Together, we pulled Jack down the hall and to the bathroom where I’d forced Sam into the bathtub. Beck, half on the rug and half off, got behind Jack and shoved him into the room, and I kicked the rest of the rug in after him. Beck leaped back and slammed the door, locking it. The doorknob had been reversed so that the lock was on the outside, making me wonder how often this sort of thing had happened before.
Beck heaved a deep breath, which seemed like an understatement, and looked at me. “Are you all right? Did he bite you?”
I shook my head, miserable. “That doesn’t matter, anyway. How are we going to find Sam now?”

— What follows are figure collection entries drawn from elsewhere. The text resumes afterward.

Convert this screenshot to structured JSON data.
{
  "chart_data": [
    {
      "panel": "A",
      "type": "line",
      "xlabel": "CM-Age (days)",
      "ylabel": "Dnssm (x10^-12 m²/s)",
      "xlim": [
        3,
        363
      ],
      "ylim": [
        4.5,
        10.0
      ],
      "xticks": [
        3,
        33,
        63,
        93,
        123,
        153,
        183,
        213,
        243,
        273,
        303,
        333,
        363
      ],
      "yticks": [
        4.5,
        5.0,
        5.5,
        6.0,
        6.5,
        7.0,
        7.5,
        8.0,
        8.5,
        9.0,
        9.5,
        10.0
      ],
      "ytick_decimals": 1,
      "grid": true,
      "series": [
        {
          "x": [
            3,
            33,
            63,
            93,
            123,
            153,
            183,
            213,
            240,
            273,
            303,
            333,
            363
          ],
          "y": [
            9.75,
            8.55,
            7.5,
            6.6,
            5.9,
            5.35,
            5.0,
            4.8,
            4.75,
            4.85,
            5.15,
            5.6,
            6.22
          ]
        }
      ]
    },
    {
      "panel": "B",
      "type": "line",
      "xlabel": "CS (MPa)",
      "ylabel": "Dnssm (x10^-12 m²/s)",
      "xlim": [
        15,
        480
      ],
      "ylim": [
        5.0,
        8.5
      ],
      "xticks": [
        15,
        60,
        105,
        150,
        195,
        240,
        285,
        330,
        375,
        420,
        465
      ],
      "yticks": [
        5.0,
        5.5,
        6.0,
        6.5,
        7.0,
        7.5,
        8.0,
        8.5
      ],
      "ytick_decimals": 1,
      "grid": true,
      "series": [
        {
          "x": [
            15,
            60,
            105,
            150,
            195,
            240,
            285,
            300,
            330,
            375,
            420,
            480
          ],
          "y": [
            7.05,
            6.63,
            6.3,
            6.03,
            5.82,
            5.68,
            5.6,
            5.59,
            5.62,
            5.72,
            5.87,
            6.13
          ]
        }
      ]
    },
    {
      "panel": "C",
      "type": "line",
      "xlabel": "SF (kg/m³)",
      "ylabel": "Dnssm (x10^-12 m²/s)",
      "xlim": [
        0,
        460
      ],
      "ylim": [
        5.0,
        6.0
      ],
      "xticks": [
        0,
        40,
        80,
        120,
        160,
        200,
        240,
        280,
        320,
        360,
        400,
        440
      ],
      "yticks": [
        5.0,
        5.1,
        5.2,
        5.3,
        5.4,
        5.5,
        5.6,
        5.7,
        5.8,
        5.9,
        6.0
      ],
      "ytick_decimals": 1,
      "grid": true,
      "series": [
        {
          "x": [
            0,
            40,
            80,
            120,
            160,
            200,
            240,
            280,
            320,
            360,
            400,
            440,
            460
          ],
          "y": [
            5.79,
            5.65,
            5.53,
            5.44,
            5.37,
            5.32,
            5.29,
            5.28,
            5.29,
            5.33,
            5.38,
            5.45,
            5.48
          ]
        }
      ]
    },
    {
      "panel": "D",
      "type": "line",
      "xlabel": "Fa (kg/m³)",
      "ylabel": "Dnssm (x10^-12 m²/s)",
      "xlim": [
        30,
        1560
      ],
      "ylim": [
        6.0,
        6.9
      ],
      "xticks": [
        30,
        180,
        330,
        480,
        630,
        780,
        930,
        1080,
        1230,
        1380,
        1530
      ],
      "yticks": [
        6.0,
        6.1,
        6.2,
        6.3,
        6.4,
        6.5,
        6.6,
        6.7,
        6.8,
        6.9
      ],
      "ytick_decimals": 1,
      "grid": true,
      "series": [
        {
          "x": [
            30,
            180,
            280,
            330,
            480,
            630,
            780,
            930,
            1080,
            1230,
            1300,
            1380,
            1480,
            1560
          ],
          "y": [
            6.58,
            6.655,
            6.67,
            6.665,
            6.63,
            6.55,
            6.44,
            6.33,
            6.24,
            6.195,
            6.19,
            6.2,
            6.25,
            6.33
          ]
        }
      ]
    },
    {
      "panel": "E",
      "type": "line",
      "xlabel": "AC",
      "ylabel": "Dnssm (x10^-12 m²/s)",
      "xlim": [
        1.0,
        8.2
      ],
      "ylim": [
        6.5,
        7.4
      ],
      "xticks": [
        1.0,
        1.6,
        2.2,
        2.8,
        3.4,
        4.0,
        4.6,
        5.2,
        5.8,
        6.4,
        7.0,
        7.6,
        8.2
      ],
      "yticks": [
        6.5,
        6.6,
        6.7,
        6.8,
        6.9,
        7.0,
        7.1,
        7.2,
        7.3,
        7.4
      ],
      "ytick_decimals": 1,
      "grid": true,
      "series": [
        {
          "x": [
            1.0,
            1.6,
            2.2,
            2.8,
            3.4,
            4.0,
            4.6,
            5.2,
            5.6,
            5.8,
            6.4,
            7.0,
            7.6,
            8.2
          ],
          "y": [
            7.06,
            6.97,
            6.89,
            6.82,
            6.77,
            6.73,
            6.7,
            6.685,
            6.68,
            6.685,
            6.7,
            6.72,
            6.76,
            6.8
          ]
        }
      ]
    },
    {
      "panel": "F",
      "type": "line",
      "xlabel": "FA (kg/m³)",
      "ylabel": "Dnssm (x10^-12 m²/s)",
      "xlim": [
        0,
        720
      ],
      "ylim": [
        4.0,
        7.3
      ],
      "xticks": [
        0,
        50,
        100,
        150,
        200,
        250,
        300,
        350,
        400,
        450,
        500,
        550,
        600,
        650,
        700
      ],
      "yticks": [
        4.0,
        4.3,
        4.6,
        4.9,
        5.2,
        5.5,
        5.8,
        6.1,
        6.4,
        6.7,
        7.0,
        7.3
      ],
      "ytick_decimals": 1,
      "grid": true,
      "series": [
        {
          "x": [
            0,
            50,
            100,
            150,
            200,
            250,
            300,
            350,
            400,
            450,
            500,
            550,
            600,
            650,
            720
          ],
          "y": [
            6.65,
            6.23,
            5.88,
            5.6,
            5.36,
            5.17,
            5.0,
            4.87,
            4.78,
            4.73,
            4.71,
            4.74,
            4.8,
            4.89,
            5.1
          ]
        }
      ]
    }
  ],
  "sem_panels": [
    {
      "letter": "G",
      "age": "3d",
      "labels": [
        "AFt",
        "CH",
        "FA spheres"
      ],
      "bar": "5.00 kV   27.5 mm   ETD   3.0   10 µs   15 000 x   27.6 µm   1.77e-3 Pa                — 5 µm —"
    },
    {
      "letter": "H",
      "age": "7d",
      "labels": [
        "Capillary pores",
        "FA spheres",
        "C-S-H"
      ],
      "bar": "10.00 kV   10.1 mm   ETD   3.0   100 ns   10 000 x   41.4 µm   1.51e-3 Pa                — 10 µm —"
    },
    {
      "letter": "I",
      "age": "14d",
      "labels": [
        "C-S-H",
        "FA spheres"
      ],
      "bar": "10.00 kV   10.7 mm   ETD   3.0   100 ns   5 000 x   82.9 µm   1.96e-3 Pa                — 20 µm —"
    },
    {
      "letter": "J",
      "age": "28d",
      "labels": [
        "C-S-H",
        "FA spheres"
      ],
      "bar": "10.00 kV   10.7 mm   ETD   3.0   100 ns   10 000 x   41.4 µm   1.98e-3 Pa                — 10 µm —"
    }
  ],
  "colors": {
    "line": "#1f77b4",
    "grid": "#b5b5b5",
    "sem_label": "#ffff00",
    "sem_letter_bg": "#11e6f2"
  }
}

Beck jerked his head for me to follow him into the rosemary-scented kitchen. I did, looking up warily when I saw another person sitting on the counter. I wouldn’t have been able to describe him as anything other than dark if anyone had asked me later. He was just dark and still and silent, and smelled of wolf. He had new-looking scars on his hands; it had to be Paul. He didn’t say anything, and Beck didn’t say anything to him as Beck leaned against the counter and picked up a cell phone.
He punched in a number and put it on speakerphone. He looked at me. “How angry is he with me? Did he get rid of his cell phone?”
“I don’t think so. I didn’t know the number.”
Beck stared at the phone and we listened to it ring, small and distant. Please pick up. My heart was skipping uncontrollably. I leaned on the kitchen island and looked at Beck, at the square set of his shoulders, the square set of his jaw, the square line of eyebrows. Everything about him looked safe, honest, secure. I wanted to trust him. I wanted to believe that nothing bad could happen because Beck wasn’t panicking.
There was a crackle at the other end of the line.
“Sam?” Beck leaned close into the phone.
The voice was badly broken up. “Gr—t?…you?”
“It’s Beck. Where are you?”
“—ack. Grace…Jack to—…co.” The only thing I could understand was his distress. I wanted to be there, wherever he was.